Но его мать не собиралась сворачивать разговор:

— Она вернула нам всем надежду.

— А нам ее нехватало?

— Я полагаю — да.

— Надежды на что именно?

— Что у тебя за тон, Кларион?

— Нет у меня никакого тона!

— Нет, есть. Как будто я тебя раздражаю.

— Да нет же.

— Или… подожди-ка, ты завидуешь своей сестре?

Кларион на миг примолк. Он вдруг понял, что покоя ему не видать: Аскель до конца жизни будут ставить ему в пример. К своему удивлению, он услышал собственный голос:

— Я бы справился не хуже.

— Вот примерно так завистники и говорят.

Это прозвучало обидно, и обычного цинизма Клариона для защиты оказалось недостаточно. Он посмотрел прямо в глаза матери, ища недосказанного; и увидел только ласковую жалость. Однако следующие слова были еще хуже:

— Послушай, никто от тебя не требует повторения этого подвига. В конце концов, никому он не удавался целыми десятилетиями, а в семье уже достаточно героев.

Она похлопала его по плечу, и нанесла своей улыбкой еще одну рану. Кларион подозревал, что его отец не замедлит проявить ту же снисходительность, но на этот раз без нежности. Он и многие другие. Все другие.

«Я бы справился не хуже», — заявил он. Разумеется, он совершенно в этом не был уверен, или, вернее, был более или менее убежден в обратном. Он отправился к своей скале недалеко от входа в город — с твердым намерением посчитать, во скольких единорогов сегодня сложатся облака. Но по пути все встречные беспрерывно болтали об Аскели, и к тому времени, когда Кларион достиг своего выступа, у него совсем упало настроение. Его предположения сбылись: его не оставят в покое, и вечно будут сравнивать с сестрой. Может даже наступить день, когда от него вообще отвернутся. Не прошло и часа, как он принял решение:

«Я отправляюсь на поиски трофея».

О том, чтобы поделиться своим решением с кем бы то ни было, не могло идти и речи. Еще меньше ему хотелось еще одного торжественного праздника, потому что после него без успеха можно не возвращаться. Между тем большой уверенности, что он сможет повторить достижение Аскели, не имелось; скорее — маловероятно было, что ему это удастся. Тогда зачем же улетать? А затем, что ему требовалось оставить город, оставить безумие, которое овладело всеми и которое выставляло в безжалостном свете слабости Клариона. Поиски Черепа Доблести послужили бы ширмой не хуже любой другой причины. Ну, почти любой.
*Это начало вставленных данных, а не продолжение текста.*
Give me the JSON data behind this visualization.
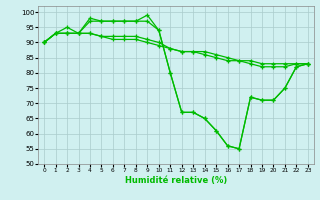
{
  "series": [
    [
      90,
      93,
      93,
      93,
      97,
      97,
      97,
      97,
      97,
      99,
      94,
      80,
      67,
      67,
      65,
      61,
      56,
      55,
      72,
      71,
      71,
      75,
      82,
      83
    ],
    [
      90,
      93,
      95,
      93,
      98,
      97,
      97,
      97,
      97,
      97,
      94,
      80,
      67,
      67,
      65,
      61,
      56,
      55,
      72,
      71,
      71,
      75,
      82,
      83
    ],
    [
      90,
      93,
      93,
      93,
      93,
      92,
      92,
      92,
      92,
      91,
      90,
      88,
      87,
      87,
      87,
      86,
      85,
      84,
      84,
      83,
      83,
      83,
      83,
      83
    ],
    [
      90,
      93,
      93,
      93,
      93,
      92,
      91,
      91,
      91,
      90,
      89,
      88,
      87,
      87,
      86,
      85,
      84,
      84,
      83,
      82,
      82,
      82,
      83,
      83
    ]
  ],
  "xlabel": "Humidité relative (%)",
  "ylim": [
    50,
    102
  ],
  "xlim": [
    -0.5,
    23.5
  ],
  "yticks": [
    50,
    55,
    60,
    65,
    70,
    75,
    80,
    85,
    90,
    95,
    100
  ],
  "xticks": [
    0,
    1,
    2,
    3,
    4,
    5,
    6,
    7,
    8,
    9,
    10,
    11,
    12,
    13,
    14,
    15,
    16,
    17,
    18,
    19,
    20,
    21,
    22,
    23
  ],
  "color": "#00bb00",
  "bg_color": "#d0f0f0",
  "grid_color": "#aacccc"
}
Он выпрямился и огляделся: под портиком пещеры никто не маячил. Он уйдет безмолвно, бесследно. Наверняка они обеспокоятся — слегка. А потом все вернется на круги своя, покуда он не вернется. Он расправил крылья и нашел их чересчур неуклюжими. Или это живот обезобразился от слишком частых пирушек, и атрофировались от бездействия мышцы? Он так редко летал… Кларион взмыл, но тут же потерял высоту, желудок подкатил к горлу. Он чуть было не запаниковал, но инстинкт взял верх, и воздух понес его. В облаках чуть намокла морда, и он приоткрыл пасть, чтобы ощутить вкус свежести. Впечатление оказалось настолько восхитительным, что он пожалел о том, что пробездельничал столько времени в городских пещерах. Ему следовало добраться до долин, занятых людьми, а они были далеко. Облетать хребты, пересекать перевалы, избегать опасностей, которые Древние расписали так давно, что никто не знал, насколько они реальны, — и Кларион пожалел, что не расспросил об этом сестру; хотя она могла бы и приврать ему, чтобы украсить рассказ о своей экспедиции. Размышлять пришлось недолго: вскоре облака сконцентрировались в плотные ядра с электрическим зарядом. На крылья дракона обрушились злющие, как миллион шершней, градины. Прежде, чем Кларион успел разобраться, что происходит, его подхватила грозная буря. Он и на час не успел удалиться от города, как уже заблудился и оказался в огромной опасности.

* * *

Сначала появился сквознячок: он обвевал каштановые локоны королевы и шевелил бахрому наплечной сумки рыцаря. Затем далеко впереди понемногу забрезжил свет, словно надежда в сердце потерпевшего кораблекрушение. Через несколько минут Айлин и солдат вышли в котловину посреди самого сердца гор. Они никогда не встречали настолько непривычного зрелища, что впору было счесть себя жертвами галлюцинации: в ее центре стоял каменный монумент, который венчали пучки жирной синей травы.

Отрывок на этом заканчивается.